I can’t believe another year has passed. I’m so thankful for this sweet boy!
*side note (in the last picture above, KJ has an, um...pained....expression. He was really just telling C to "pull harder" on the paper. His face cracks me up.
What a joy you are at 2 (or “free”)! You can captivate an entire room of people with your funny facial expressions, joy at the smallest delights or deep hearty laugh. You are such a busy boy yet very intentional. You move from one game to the next in your world of imagination and play. I love that I can walk around our house and tell where you have been by the perfectly straight row of toys you have organized or the puzzle you put back together. I also love that I can tell where you have been by the mess of crumbs or the tower you enjoyed building and knocking down.

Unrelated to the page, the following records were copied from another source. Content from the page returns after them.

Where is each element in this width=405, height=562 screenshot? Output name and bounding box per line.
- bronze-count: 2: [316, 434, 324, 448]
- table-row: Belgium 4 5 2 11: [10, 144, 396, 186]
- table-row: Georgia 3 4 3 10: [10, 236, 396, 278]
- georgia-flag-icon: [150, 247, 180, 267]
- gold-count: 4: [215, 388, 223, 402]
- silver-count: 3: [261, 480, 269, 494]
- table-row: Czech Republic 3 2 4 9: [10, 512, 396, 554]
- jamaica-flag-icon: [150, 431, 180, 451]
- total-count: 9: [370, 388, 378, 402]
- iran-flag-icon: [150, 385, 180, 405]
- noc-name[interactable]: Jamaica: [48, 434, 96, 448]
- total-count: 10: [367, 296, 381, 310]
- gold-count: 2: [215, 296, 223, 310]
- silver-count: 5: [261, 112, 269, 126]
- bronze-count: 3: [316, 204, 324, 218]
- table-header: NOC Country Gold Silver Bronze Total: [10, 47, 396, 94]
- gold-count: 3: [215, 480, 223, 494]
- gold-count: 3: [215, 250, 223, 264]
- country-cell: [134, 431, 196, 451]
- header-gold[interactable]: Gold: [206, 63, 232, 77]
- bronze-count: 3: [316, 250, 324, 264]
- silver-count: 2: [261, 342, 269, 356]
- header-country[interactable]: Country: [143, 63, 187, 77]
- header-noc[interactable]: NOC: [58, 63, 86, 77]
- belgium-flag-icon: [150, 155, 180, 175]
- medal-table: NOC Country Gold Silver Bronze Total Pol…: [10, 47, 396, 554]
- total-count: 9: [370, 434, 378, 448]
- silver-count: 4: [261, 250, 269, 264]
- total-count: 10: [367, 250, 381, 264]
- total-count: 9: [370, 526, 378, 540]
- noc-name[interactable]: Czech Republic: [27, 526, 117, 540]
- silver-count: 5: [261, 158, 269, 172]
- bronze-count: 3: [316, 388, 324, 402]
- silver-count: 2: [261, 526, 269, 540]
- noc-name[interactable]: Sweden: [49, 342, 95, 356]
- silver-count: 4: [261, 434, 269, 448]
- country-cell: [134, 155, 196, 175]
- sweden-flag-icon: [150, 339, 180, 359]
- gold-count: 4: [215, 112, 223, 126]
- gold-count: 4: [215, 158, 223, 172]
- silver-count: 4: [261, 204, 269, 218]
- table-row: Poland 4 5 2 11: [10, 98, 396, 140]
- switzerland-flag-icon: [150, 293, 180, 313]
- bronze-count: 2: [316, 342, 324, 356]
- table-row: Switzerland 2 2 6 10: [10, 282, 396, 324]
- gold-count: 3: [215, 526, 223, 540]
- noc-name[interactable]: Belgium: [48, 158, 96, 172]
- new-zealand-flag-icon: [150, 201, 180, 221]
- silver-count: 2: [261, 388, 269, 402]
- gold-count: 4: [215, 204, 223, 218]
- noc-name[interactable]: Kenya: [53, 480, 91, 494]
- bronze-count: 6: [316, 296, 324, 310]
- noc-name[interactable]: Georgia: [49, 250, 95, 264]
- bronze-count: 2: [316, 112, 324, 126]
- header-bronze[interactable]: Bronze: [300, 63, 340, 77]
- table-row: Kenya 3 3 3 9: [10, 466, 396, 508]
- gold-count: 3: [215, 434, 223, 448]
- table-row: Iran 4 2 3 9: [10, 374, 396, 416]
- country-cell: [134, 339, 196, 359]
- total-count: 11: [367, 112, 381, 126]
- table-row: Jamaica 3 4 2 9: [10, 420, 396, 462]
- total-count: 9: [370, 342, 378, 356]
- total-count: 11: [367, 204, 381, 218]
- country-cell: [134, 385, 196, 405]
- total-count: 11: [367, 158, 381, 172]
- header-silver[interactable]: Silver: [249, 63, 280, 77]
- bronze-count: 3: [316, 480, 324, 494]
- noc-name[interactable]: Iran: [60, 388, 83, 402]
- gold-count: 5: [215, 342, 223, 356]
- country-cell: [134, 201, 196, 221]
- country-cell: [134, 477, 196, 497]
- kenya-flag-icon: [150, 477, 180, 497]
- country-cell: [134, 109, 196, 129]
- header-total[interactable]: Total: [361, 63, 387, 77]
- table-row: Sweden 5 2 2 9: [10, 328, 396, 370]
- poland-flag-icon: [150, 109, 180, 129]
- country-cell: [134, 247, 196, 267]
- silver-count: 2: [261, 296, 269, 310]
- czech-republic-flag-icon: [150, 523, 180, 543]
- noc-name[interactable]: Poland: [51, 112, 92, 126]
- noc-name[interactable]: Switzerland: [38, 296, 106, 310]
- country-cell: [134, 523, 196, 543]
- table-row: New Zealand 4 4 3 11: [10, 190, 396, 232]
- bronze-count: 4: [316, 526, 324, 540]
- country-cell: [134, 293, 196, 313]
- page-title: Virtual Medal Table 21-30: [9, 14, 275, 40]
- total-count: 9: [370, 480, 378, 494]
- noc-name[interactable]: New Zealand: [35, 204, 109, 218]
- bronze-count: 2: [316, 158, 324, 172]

You can wrestle HARD with your brother then turn and run to your sister to give her kisses and tender snuggles. That just shows how you can be a completely crazy full of energy 2-year-old boy and also one of the sweetest, snuggliest and tender-hearted toddlers I’ve ever seen. I’ve never known anyone that could be so much of both! You love your siblings FIERCELY and that makes your Momma and Daddy so proud. We love that you help take care of Lou, bringing her toys, reading her books, speaking sweetly when she is upset. And we love that you look up to your brother, watching him play and trying to copy everything he does. In the same breath, you march to your own drum, blazing your own trail and creating new and different ways to do everything. You are creative and full of life. You are talking more and more these days and surprise us all the time with what you come up with to contribute to the family conversations! Most of all, though, we love that you are starting to participate in bed-time prayers and bible verses. Sweet Cbug, you are blessing to all of 4 of us and to so many others. We are so proud of the little boy that you are becoming and look forward to getting to continue this journey with you. When we pray for you we ask the Lord to grow in you these characteristics in a way that they will be used for His glory!

I love you so much, my sweet Snugglebug!